The care of strangers fell to the lot of Father Nifont, and him, too, I liked.
"Everything is very simple in our monastery," he said. "It is democratic. We all work equally in serving God, not as in other places. True, we have a gentleman here, but he does not mix with any one or bother us in any way. You can find peace and rest for your soul here and attain blessedness."
By the following day I had examined the monastery well. In former times it must have stood in the center of the wood, but now everything around it was hewn down. Only here and there in front of the gates a few tree trunks stood out from the ground. Toward the side the wood reached up to the very walls of the monastery and embraced, as with two black wings, the blue-domed church and the monastery. Nearby lay Blue Lake under its ice cover, formed like a half moon. It was nine versts from end to end and four versts wide. Behind it one could see the land on the other side, and the three churches of Kudejaroff, and the golden cupola of St. Nicholas of Tolokontzeff. On our side of the lake, not far from the monastery, was the hamlet of Kudejaroff, with its three and twenty little huts, and around it lay the mighty forests.

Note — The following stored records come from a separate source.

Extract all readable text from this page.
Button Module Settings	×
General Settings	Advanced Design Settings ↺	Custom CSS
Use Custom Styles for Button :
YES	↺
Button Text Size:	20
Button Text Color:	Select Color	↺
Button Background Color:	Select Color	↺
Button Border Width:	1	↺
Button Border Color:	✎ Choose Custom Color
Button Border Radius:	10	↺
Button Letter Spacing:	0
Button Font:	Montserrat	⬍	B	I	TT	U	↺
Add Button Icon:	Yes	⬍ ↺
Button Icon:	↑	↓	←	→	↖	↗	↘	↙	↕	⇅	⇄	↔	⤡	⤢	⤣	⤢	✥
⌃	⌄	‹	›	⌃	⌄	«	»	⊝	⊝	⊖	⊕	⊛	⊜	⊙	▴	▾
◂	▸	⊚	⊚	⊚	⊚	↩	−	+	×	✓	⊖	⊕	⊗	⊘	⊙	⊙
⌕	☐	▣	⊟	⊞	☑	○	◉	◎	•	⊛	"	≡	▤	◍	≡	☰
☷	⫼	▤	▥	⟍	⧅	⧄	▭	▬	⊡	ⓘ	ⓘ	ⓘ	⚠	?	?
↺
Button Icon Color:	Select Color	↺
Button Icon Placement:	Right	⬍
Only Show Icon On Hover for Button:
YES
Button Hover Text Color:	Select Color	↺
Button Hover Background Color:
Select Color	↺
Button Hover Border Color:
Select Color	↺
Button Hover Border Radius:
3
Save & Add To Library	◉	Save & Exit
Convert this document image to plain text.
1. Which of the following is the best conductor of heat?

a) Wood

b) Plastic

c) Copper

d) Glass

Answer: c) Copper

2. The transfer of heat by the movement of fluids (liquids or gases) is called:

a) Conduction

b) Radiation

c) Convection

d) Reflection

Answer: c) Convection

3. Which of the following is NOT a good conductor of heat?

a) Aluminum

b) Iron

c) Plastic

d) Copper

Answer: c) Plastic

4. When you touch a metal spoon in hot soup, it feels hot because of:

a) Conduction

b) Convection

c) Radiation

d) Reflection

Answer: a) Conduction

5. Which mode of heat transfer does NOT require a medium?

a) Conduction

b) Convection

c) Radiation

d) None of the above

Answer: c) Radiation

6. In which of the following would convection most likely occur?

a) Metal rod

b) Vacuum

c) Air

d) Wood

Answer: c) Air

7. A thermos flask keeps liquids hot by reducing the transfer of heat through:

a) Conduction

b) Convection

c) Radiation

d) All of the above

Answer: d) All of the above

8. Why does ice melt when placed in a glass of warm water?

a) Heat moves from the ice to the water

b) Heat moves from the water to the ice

All was beautiful, and a quiet peace filled my soul. Here I would hold communion with the Lord; would unfold before Him my innermost soul, and would ask Him with humble insistence to show me the way to the knowledge of His holy laws.
In the evening I attended vespers. The mass was said severely and according to rule, and with ardor. But the singing did not please me; good voices were lacking.
"O Lord, forgive me if my thoughts about Thee were too bold," I prayed. "I did not do it out of lack of faith, but because of love and passion for the truth, as you know, O Omniscient One!"
Suddenly the monk who stood near me turned and smiled at me. Evidently I had spoken my repentant words too loud. As he smiled I looked at him. Such a handsome face! I let my head sink and closed my eyes. Never, either before or since, have I seen so handsome a face. I stepped lightly forward, placed myself next to him and looked into his wonderful countenance. It was as white as milk and framed in a black beard sprinkled here and there with gray. His eyes were large, and they had a soft mellow light and a bright expression. His figure was well built and tall; his nose a little bent like an eagle's, and his whole bearing was distinguished and noble. He made so deep an impression on me that even at night he stood before me in my dreams.
Early in the morning Father Nifont woke me.